Well you are right, but these functions are not terribly fun to use. Consider a parsing function which extracts an identifier. For ASCII it's:

    if (isalpha(*s)) {
        *d++ = *s++;
        while (isalnum(*s))
          *d++ = *s++;
    }

To use UTF-8 / Unicode should require only small changes:

    if (iswalpha(decode(&s)) {
        encode(&d, advance(&s));
        while (iswalnum(decode(&s))
            encode(&d, advance(&s));
    }

For efficiency, don't decode twice- have the decoder return a pointer to the next sequence:

    if (iswalpha(c = utf8(&s, &n))) {
        encode(&d, c);
        s = n;
        while (iswalnum(c = utf8(&s, &n))) {
            encode(&d, c);
            s = n;
        }
    }

Also should be able to match a string in line:

   if ('A' == utf8(&s, &t) && 'B' == utf8(&t, &s) && 'C' == utf8(&s, &t)) // we have 'ABC'.

sortie · on Feb 12, 2016

mbtowc isn't necessarily thread safe, it's better to recommend mbrtowc.

sortie · on Feb 12, 2016

Just use setlocale(LC_ALL, "") in main, and use mbrtowc to translate from whatever the system encoding is into the wchar_t type. There's no need to bake assumptions about the system encoding into most programs.

sortie · on Feb 12, 2016

No, it's important to understand the distinction between char and wchar_t. Both are relevant, but in different contexts. char should be considered a byte type to pass around UTF-8 with. This is the appropriate level for the large majority of common string operations, such as concatenation, outputting strings directly, parsers that only handle ascii characters specially, and so on.

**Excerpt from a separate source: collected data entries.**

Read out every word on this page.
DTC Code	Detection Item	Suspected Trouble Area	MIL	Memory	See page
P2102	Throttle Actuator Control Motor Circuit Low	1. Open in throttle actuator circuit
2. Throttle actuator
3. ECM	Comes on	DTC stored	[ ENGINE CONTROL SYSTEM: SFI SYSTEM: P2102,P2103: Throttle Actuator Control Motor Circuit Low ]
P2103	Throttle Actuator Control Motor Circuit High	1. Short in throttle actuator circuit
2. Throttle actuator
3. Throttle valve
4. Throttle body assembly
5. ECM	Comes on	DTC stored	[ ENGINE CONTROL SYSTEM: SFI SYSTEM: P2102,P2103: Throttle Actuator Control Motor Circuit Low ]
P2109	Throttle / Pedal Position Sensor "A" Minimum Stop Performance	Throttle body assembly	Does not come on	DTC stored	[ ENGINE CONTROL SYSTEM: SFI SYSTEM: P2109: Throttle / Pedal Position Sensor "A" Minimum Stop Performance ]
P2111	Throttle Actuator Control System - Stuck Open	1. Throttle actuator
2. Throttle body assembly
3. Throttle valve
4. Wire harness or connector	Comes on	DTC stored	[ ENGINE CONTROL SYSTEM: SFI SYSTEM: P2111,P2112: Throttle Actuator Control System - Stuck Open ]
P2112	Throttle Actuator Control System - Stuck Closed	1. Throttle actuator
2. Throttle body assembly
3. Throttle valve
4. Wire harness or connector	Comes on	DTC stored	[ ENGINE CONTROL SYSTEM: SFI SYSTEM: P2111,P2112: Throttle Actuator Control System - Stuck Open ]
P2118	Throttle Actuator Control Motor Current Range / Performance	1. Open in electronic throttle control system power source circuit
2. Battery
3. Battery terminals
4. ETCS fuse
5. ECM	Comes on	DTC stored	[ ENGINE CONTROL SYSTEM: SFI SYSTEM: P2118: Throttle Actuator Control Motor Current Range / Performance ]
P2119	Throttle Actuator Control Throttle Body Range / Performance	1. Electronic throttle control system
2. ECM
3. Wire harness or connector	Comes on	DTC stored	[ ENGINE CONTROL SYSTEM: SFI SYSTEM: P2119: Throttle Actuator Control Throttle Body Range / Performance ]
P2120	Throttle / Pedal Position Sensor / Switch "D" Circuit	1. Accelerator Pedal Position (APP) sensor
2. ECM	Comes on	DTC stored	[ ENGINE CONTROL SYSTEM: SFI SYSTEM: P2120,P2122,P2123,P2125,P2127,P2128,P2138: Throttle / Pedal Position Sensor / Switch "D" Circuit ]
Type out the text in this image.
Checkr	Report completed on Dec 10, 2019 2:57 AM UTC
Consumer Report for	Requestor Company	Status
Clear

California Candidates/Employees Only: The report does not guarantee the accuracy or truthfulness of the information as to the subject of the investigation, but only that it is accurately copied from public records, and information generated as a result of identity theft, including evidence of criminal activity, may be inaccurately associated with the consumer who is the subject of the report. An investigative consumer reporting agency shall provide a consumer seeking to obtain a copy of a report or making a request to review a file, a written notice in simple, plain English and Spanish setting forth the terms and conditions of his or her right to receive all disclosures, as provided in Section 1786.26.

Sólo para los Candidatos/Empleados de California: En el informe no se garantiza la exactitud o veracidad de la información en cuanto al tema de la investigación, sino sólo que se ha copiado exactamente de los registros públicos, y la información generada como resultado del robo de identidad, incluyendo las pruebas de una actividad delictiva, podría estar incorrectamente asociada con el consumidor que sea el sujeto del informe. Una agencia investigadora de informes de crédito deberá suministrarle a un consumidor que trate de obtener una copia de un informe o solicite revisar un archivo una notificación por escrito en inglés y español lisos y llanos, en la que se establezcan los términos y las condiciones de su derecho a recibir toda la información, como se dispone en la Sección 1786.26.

Those applications don't really care about the actual unicode codepoints besides ASCII. If you start to deal with visual representation of strings, calculating the column for error messages, advanced unicode-aware parsing, font rendering, and so on, then you do want to convert on the fly to wchar_t. mbsrtowcs and such are kinda bad, because they convert the whole string at once, which means an allocation that can fail in the unbounded case. It's usually sufficient to decode one wchar_t at a time with mbrtowc.

This way, char and wchar_t are not replacements for each other, but complement each other by being better abstractions for various purposes. Now, the wide stdio functions is where things start to get a bit useless, because the regular stdio char functions are perfectly fine and those functions don't really appeal well to the strengths of wchar_t.